Mami Watta à la Maison des Métallos — L’art du drag s’impose au sommet de la scène parisienne

Une per­for­mance scénique qui bous­cule les codes cul­turels

L’ef­fer­ves­cence est totale à la Mai­son des Métal­los, haut lieu de la créa­tion con­tem­po­raine dans le 11e arrondisse­ment de Paris. L’artiste Mami Wat­ta y présente son nou­veau seul-en-scène événe­ments en ce mois de sep­tem­bre 2026, affir­mant le statut du drag comme une dis­ci­pline artis­tique majeure, com­plète et éminem­ment poli­tique. Alliant per­for­mance physique, art de la méta­mor­phose visuelle, humour per­cu­tant et poésie engagée, ce spec­ta­cle attire un pub­lic d’une diver­sité remar­quable, témoignant de l’im­pact cul­turel de cette fig­ure charis­ma­tique.

Mami Wat­ta puise son nom et son inspi­ra­tion dans le pan­théon des divinités aqua­tiques de la mytholo­gie africaine et caribéenne. Sur scène, l’artiste tran­scende les gen­res et les styles pour pro­pos­er un réc­it per­son­nel cap­ti­vant qui abor­de les thèmes de l’i­den­tité, de l’ex­il, de l’ac­cep­ta­tion de soi et de la puis­sance de la créa­tion artis­tique face aux préjugés.

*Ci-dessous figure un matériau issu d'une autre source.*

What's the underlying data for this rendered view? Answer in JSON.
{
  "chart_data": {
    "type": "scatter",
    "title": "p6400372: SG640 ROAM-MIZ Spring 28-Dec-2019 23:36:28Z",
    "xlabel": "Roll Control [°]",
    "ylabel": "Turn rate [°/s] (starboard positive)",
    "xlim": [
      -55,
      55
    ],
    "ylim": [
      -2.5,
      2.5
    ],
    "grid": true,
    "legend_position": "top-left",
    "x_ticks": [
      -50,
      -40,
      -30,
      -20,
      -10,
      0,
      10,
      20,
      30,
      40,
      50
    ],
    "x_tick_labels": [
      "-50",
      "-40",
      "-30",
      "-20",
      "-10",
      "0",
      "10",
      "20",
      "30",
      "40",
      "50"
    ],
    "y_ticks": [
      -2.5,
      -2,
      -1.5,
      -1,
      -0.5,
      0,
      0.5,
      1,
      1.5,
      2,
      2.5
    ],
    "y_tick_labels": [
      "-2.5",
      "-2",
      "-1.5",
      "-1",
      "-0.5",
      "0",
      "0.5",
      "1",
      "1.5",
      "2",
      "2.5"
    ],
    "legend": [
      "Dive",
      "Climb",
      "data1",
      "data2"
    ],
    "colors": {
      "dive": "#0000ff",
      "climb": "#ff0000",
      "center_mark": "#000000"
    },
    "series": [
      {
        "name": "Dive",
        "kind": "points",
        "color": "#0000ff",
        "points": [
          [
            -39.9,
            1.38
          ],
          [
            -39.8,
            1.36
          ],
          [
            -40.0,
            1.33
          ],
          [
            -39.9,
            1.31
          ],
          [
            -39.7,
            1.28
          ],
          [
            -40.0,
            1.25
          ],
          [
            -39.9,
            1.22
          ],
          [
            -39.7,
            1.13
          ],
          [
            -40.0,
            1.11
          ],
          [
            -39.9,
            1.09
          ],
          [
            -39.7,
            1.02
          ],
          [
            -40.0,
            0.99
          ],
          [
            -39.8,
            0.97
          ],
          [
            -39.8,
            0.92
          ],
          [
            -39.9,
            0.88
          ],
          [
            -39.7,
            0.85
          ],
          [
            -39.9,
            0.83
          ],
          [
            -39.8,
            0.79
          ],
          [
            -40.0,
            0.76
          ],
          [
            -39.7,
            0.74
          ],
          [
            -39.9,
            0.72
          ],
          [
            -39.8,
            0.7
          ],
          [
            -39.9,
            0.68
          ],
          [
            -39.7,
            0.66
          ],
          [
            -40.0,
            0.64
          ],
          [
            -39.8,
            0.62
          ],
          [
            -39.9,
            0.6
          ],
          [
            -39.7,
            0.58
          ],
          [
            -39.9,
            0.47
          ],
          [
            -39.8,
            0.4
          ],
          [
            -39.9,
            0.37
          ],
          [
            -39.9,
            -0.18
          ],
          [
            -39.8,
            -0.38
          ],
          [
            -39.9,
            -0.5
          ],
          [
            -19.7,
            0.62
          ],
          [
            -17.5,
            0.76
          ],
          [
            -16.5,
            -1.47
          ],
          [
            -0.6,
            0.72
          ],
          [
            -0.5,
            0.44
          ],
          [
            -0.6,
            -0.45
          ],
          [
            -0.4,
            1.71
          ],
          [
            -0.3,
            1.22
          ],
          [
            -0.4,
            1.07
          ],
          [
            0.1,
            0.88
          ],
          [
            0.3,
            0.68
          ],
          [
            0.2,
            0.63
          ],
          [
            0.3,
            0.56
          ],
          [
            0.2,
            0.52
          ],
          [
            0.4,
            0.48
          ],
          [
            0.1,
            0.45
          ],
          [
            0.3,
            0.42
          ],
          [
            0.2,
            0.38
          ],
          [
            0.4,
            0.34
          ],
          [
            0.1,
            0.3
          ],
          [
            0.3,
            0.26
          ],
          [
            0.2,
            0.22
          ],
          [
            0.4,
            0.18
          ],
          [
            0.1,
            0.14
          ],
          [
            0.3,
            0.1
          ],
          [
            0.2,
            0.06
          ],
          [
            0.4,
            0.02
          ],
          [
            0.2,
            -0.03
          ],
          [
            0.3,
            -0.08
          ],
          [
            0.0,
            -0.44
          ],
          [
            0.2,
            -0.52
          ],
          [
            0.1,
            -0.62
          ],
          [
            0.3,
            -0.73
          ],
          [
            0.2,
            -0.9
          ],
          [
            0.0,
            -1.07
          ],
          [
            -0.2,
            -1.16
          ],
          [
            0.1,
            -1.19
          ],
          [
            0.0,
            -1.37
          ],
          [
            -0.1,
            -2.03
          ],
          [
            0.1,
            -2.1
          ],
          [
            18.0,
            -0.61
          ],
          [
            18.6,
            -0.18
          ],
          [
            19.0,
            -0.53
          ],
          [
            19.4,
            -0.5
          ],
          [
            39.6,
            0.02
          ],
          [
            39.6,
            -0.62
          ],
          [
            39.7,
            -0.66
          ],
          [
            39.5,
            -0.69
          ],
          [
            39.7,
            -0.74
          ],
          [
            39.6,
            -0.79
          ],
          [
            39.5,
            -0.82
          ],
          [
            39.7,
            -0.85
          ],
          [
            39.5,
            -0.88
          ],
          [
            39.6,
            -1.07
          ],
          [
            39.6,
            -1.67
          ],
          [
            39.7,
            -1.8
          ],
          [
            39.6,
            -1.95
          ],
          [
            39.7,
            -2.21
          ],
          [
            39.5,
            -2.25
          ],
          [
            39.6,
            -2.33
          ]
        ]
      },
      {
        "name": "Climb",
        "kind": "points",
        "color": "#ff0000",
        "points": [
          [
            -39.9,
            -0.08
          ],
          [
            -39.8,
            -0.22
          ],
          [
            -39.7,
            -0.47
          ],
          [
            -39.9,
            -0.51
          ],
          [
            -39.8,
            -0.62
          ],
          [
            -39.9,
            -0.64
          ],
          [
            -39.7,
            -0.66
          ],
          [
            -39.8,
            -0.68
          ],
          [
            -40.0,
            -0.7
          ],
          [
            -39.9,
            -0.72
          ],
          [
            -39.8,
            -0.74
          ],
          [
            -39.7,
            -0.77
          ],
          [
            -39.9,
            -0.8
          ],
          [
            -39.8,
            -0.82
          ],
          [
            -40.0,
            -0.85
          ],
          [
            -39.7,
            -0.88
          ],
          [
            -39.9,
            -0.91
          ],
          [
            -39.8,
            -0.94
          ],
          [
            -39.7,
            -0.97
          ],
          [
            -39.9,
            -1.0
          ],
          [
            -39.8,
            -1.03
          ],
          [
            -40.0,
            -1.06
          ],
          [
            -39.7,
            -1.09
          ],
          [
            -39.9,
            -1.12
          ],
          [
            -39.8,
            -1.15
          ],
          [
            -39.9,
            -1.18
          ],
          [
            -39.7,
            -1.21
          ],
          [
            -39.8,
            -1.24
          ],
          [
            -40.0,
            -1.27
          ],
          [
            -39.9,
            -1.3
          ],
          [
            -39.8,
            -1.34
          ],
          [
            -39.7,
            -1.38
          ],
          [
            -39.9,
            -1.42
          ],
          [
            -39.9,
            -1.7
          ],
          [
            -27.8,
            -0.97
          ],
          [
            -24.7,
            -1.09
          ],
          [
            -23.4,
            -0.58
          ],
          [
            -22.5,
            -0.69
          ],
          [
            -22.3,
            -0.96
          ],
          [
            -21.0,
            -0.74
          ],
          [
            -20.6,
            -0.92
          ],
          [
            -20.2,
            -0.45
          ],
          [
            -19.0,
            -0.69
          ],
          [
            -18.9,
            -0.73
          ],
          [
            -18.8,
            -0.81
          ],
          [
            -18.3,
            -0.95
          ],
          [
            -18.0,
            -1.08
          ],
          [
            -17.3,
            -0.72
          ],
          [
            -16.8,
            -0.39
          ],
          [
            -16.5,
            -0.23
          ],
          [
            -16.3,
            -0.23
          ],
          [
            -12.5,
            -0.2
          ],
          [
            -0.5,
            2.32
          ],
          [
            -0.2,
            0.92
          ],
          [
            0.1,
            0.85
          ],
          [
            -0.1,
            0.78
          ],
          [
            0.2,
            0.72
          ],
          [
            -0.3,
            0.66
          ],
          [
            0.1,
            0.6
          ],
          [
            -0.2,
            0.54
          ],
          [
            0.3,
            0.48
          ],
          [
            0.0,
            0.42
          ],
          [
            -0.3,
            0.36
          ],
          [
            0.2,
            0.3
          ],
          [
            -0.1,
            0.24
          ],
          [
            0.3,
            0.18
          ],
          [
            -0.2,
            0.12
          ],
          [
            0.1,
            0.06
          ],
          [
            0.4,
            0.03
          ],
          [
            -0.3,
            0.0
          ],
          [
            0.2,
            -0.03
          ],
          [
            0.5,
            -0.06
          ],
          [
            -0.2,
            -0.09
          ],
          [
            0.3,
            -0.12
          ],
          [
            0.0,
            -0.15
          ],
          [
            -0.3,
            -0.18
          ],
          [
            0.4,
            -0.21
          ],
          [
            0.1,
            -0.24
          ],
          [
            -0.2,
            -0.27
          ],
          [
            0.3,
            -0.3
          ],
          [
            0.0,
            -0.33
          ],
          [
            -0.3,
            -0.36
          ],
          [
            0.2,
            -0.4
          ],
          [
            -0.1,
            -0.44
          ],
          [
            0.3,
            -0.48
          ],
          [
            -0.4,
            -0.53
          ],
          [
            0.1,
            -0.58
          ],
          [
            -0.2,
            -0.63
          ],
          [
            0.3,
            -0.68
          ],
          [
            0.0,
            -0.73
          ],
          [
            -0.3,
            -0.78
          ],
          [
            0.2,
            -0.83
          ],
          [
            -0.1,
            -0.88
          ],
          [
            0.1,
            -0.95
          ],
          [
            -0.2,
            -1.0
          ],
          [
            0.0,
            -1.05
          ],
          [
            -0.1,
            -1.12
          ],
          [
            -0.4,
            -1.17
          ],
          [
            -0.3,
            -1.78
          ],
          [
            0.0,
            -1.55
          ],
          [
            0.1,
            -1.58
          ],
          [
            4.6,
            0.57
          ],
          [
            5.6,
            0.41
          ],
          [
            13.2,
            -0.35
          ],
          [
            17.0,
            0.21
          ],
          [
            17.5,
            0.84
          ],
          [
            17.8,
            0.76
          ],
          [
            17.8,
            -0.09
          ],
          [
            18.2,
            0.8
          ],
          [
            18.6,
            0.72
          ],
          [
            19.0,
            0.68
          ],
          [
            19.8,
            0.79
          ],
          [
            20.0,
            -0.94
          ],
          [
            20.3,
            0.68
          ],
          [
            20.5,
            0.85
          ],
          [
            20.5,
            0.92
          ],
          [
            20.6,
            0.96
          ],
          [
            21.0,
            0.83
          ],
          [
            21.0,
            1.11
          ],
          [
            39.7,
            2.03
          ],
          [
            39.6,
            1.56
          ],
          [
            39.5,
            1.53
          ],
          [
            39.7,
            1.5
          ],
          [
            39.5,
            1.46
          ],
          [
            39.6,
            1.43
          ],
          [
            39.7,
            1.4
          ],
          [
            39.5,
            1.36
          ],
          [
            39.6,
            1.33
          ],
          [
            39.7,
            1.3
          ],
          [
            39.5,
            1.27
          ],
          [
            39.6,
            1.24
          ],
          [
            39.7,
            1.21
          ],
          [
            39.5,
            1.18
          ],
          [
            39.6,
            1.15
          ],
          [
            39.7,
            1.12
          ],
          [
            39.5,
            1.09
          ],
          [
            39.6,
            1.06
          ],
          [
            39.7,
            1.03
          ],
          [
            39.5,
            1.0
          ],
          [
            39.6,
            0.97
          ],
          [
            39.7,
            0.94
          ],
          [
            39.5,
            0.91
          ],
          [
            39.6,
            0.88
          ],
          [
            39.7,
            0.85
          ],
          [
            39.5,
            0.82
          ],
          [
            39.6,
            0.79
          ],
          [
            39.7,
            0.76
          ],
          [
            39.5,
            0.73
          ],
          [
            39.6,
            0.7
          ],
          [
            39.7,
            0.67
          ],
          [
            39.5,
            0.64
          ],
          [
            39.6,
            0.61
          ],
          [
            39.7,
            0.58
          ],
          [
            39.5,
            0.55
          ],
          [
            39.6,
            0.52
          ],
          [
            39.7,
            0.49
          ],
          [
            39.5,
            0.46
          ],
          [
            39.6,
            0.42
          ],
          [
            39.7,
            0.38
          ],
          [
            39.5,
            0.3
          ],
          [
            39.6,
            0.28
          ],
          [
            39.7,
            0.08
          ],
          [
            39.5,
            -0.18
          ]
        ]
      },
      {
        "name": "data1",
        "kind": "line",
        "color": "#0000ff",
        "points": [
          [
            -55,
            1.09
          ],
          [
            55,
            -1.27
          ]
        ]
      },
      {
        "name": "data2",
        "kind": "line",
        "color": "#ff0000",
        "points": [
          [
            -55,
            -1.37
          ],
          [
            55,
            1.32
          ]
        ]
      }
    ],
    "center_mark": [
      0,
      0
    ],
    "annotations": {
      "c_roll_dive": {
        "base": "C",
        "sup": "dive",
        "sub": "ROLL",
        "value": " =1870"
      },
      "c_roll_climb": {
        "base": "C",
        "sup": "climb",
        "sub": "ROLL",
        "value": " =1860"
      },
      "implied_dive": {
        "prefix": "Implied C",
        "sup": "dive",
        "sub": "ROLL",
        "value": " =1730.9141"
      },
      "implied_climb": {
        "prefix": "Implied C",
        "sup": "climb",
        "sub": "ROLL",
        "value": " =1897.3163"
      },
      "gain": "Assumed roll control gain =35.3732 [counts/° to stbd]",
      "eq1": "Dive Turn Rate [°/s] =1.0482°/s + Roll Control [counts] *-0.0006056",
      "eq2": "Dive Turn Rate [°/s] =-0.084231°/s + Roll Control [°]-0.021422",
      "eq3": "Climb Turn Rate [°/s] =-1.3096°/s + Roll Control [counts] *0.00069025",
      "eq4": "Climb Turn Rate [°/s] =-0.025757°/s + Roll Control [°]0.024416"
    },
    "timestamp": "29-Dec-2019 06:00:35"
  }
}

Un spec­ta­cle total entre haute cou­ture, théâtre et engage­ment

Le spec­ta­cle pro­posé à la Mai­son des Métal­los s’ap­par­ente à une œuvre d’art totale. Chaque appari­tion de l’artiste s’ac­com­pa­gne de cos­tumes spec­tac­u­laires conçus en col­lab­o­ra­tion avec de jeunes créa­teurs de mode parisiens écore­spon­s­ables. La lumière, la bande sonore orig­i­nale mêlant rythmes tra­di­tion­nels et sonorités élec­tron­iques con­tem­po­raines, ain­si que les textes acérés créent une expéri­ence immer­sive inou­bli­able.

Les moments forts de la représen­ta­tion s’ar­tic­u­lent autour de :

  1. Mono­logues poé­tiques et satiriques : Une analyse fine et amusée des tra­vers de la société con­tem­po­raine et du monde du spec­ta­cle.
  2. Per­for­mances lip-sync et choré­gra­phies physiques : Une énergie scénique débor­dante qui fait se lever la salle entière à plusieurs repris­es.
  3. Mise à nu émo­tion­nelle : Des moments d’échange intimes avec le pub­lic, où l’artiste retire ses arti­fices pour évo­quer la réal­ité du par­cours de créa­tion.

La con­sécra­tion de l’art drag en France

En affichant com­plet pour l’ensem­ble de ses représen­ta­tions parisi­ennes, Mami Wat­ta con­firme que l’art du drag a défini­tive­ment quit­té la con­fi­den­tial­ité des clubs de nuit pour inve­stir les grands étab­lisse­ments cul­turels insti­tu­tion­nels. Cette réus­site scénique démon­tre la matu­rité du pub­lic français, désireux de décou­vrir des spec­ta­cles nova­teurs qui célèbrent la diver­sité, la beauté esthé­tique et la lib­erté absolue d’ex­pres­sion artis­tique.